Monday, Nov. 01, 1982

Bloodied but Still Unbowed

Grieving Solidarity supporters stage a silent protest

At 9 a.m. the solemn procession moved out of the gates of the giant steel mill at Nowa Huta, an industrial city less than ten miles from Cracow, and began to make its way across railroad tracks and cinder heaps to a hill overlooking the foundry. Many workers in the column carried their soot-smudged vermilion hard hats under their arms. Others held bunches of chrysanthemums or evergreen wreaths bedecked with ribbons bearing bold messages like IT is BETTER TO DIE STANDING UP THAN LIVE ON YOUR

KNEES. Along the streets of Nowa Huta, riot squads were out in force, prepared to move in with tear gas and water cannons if fresh demonstrations began.
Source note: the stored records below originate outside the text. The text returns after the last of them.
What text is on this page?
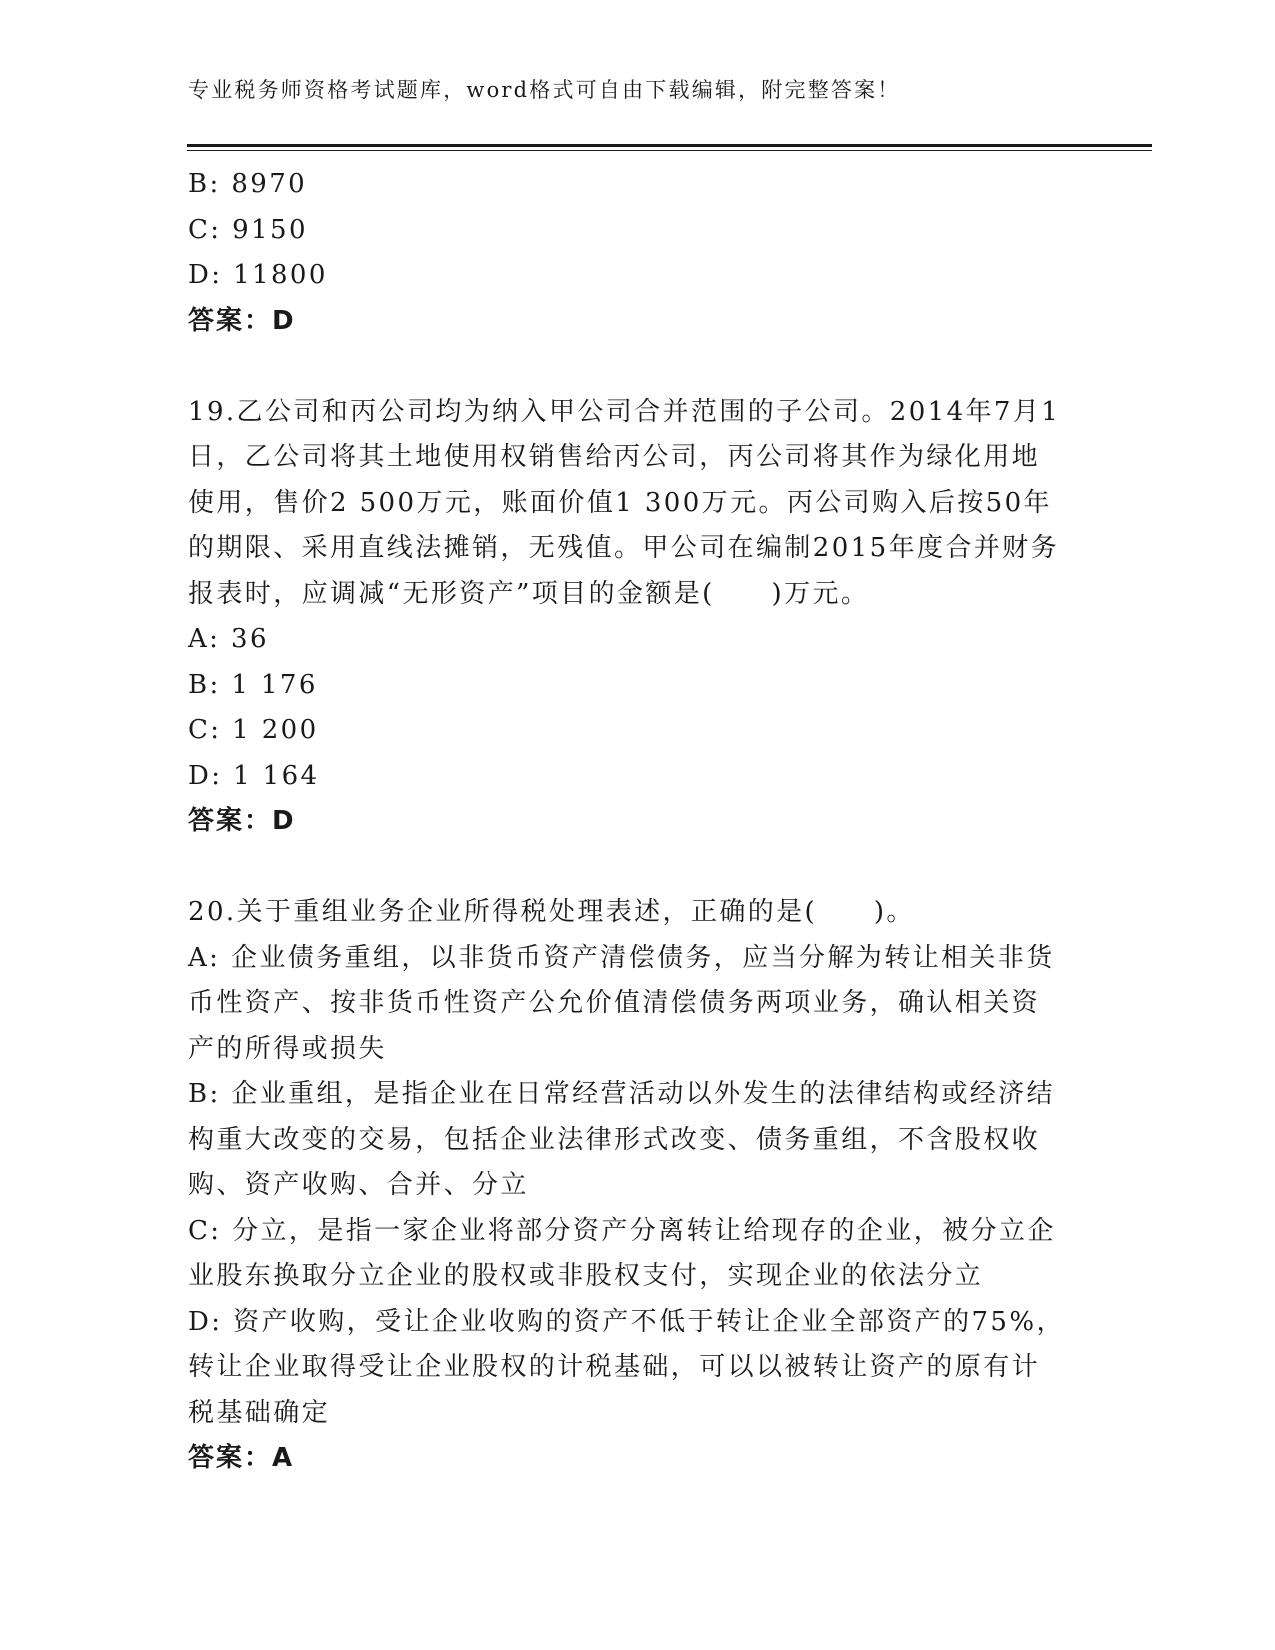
专业税务师资格考试题库，word格式可自由下载编辑，附完整答案！
B: 8970
C: 9150
D: 11800
答案：D
19.乙公司和丙公司均为纳入甲公司合并范围的子公司。2014年7月1
日，乙公司将其土地使用权销售给丙公司，丙公司将其作为绿化用地
使用，售价2 500万元，账面价值1 300万元。丙公司购入后按50年
的期限、采用直线法摊销，无残值。甲公司在编制2015年度合并财务
报表时，应调减“无形资产”项目的金额是(　　)万元。
A: 36
B: 1 176
C: 1 200
D: 1 164
答案：D
20.关于重组业务企业所得税处理表述，正确的是(　　)。
A: 企业债务重组，以非货币资产清偿债务，应当分解为转让相关非货
币性资产、按非货币性资产公允价值清偿债务两项业务，确认相关资
产的所得或损失
B: 企业重组，是指企业在日常经营活动以外发生的法律结构或经济结
构重大改变的交易，包括企业法律形式改变、债务重组，不含股权收
购、资产收购、合并、分立
C: 分立，是指一家企业将部分资产分离转让给现存的企业，被分立企
业股东换取分立企业的股权或非股权支付，实现企业的依法分立
D: 资产收购，受让企业收购的资产不低于转让企业全部资产的75%，
转让企业取得受让企业股权的计税基础，可以以被转让资产的原有计
税基础确定
答案：A
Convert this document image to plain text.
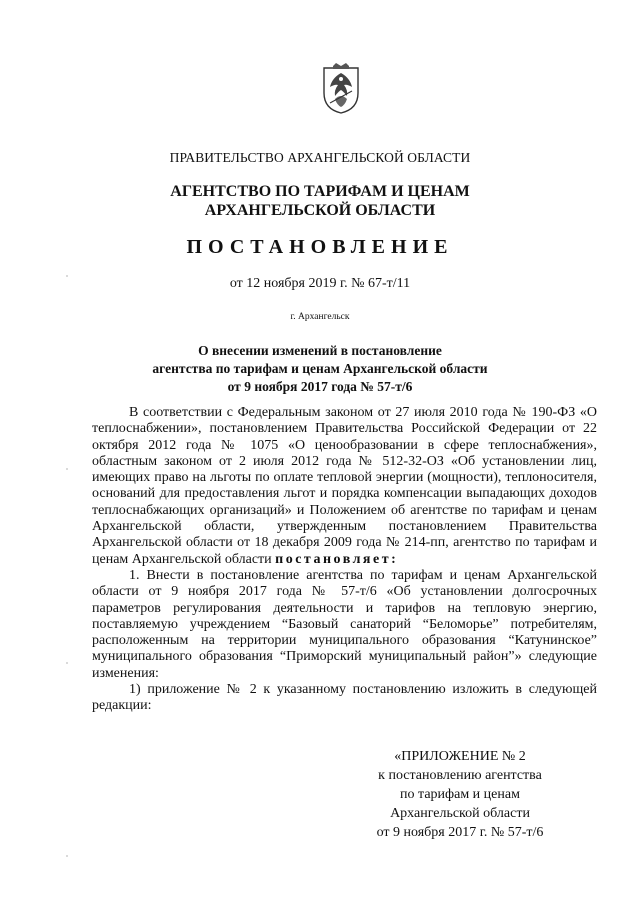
ПРАВИТЕЛЬСТВО АРХАНГЕЛЬСКОЙ ОБЛАСТИ
АГЕНТСТВО ПО ТАРИФАМ И ЦЕНАМ
АРХАНГЕЛЬСКОЙ ОБЛАСТИ
ПОСТАНОВЛЕНИЕ
от 12 ноября 2019 г. № 67-т/11
г. Архангельск
О внесении изменений в постановление
агентства по тарифам и ценам Архангельской области
от 9 ноября 2017 года № 57-т/6

В соответствии с Федеральным законом от 27 июля 2010 года № 190-ФЗ «О теплоснабжении», постановлением Правительства Российской Федерации от 22 октября 2012 года № 1075 «О ценообразовании в сфере теплоснабжения», областным законом от 2 июля 2012 года № 512-32-ОЗ «Об установлении лиц, имеющих право на льготы по оплате тепловой энергии (мощности), теплоносителя, оснований для предоставления льгот и порядка компенсации выпадающих доходов теплоснабжающих организаций» и Положением об агентстве по тарифам и ценам Архангельской области, утвержденным постановлением Правительства Архангельской области от 18 декабря 2009 года № 214-пп, агентство по тарифам и ценам Архангельской области постановляет:

1. Внести в постановление агентства по тарифам и ценам Архангельской области от 9 ноября 2017 года № 57-т/6 «Об установлении долгосрочных параметров регулирования деятельности и тарифов на тепловую энергию, поставляемую учреждением “Базовый санаторий “Беломорье” потребителям, расположенным на территории муниципального образования “Катунинское” муниципального образования “Приморский муниципальный район”» следующие изменения:

1) приложение № 2 к указанному постановлению изложить в следующей редакции:

«ПРИЛОЖЕНИЕ № 2
к постановлению агентства
по тарифам и ценам
Архангельской области
от 9 ноября 2017 г. № 57-т/6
But the crowds did not challenge the police. For many the rage that had spilled out in three days of rioting the week before to protest the banning of the independent trade union Solidarity was spent. In its place they felt only grief. What brought more than 10,000 of them together in a moving show of defiance was the funeral of Bogdan Wlosik, 20, a trainee electrician at the steel mill who had been shot in a scuffle with a plainclothesman. He was the 15th Pole known to have been killed since the imposition of martial law last December, and if Solidarity activists had no desire to confront the forces ranged against them in downtown Nowa Huta last week, they did use his burial rites to send a clear message to the military regime of General Wojciech Jaruzelski. Referring to imprisoned Leader Lech Walesa's refusal to cooperate with the government, a crudely printed sign outside the steel mill challenged workers with the reminder WALESA ENDURED, AND YOU?

At the slain youth's graveside they showed they were also not ready to give in. As Wlosik's wooden coffin was carried from the cemetery chapel, a couple unfurled the union's banner, symbolically splattered with red. Then mourners who had crammed between the gravestones raised their hands in victory signs. Workers, ranked shoulder to shoulder on the roof of a nearby building, picked up the salute, and even onlookers standing on a slag heap a quarter of a mile away joined in the silent gesture of protest. Said one mourner bitterly: "The only thing that is left to us now is the victory sign."

Solidarity organizers, however, read the mourners' show of defiance as a signal for the union to enter "a new phase of struggle." In a communique that reached Western newsmen in Warsaw Saturday, five underground leaders called for stepped up strikes and demonstrations, culminating in an "ultimate" nationwide walkout next spring. Charging that the regime was "deaf to the nation's needs," they urged workers to begin with a day-long work stoppage on Nov. 10, the second anniversary of Solidarity's registration in court. In Gdansk, Walesa's wife Danuta reported that her husband, who has always ruled out violent protest in the past, also approved of further demonstrations against the regime.

If union activists appear to have chosen a strategy of total confrontation with the government, Poland's military rulers are equally determined to meet any protests with an overwhelming show of might. The appeal from the underground was clearly a major gamble for Solidarity, since a poor response would seriously sap its influence among Polish workers.

Meanwhile, the exodus of Poles continues. American officials confirmed last week that Andrzej Treumann, the highest ranking Polish banker in the U.S., asked for political asylum during the summer. As North American representative for Poland's Bank Handlowy, Treumann helped negotiate the rescheduling of Warsaw's $27 billion debt to the West.

In a daring night flight across the Baltic Sea the day before the funeral in Nowa Huta, 15 adults and five children defected to Sweden in a single-engine biplane used for crop dusting. After taking off from a rural airport near the Baltic port city of Szczecin, the pilot managed to avoid detection by turning off his lights and flying at an altitude of about 300 ft. Explained the happy but exhausted Poles after a safe landing near the city of Malmo: "We are all Solidarity members. That is why we fled." Most others had no choice but to express their defiance quietly at home.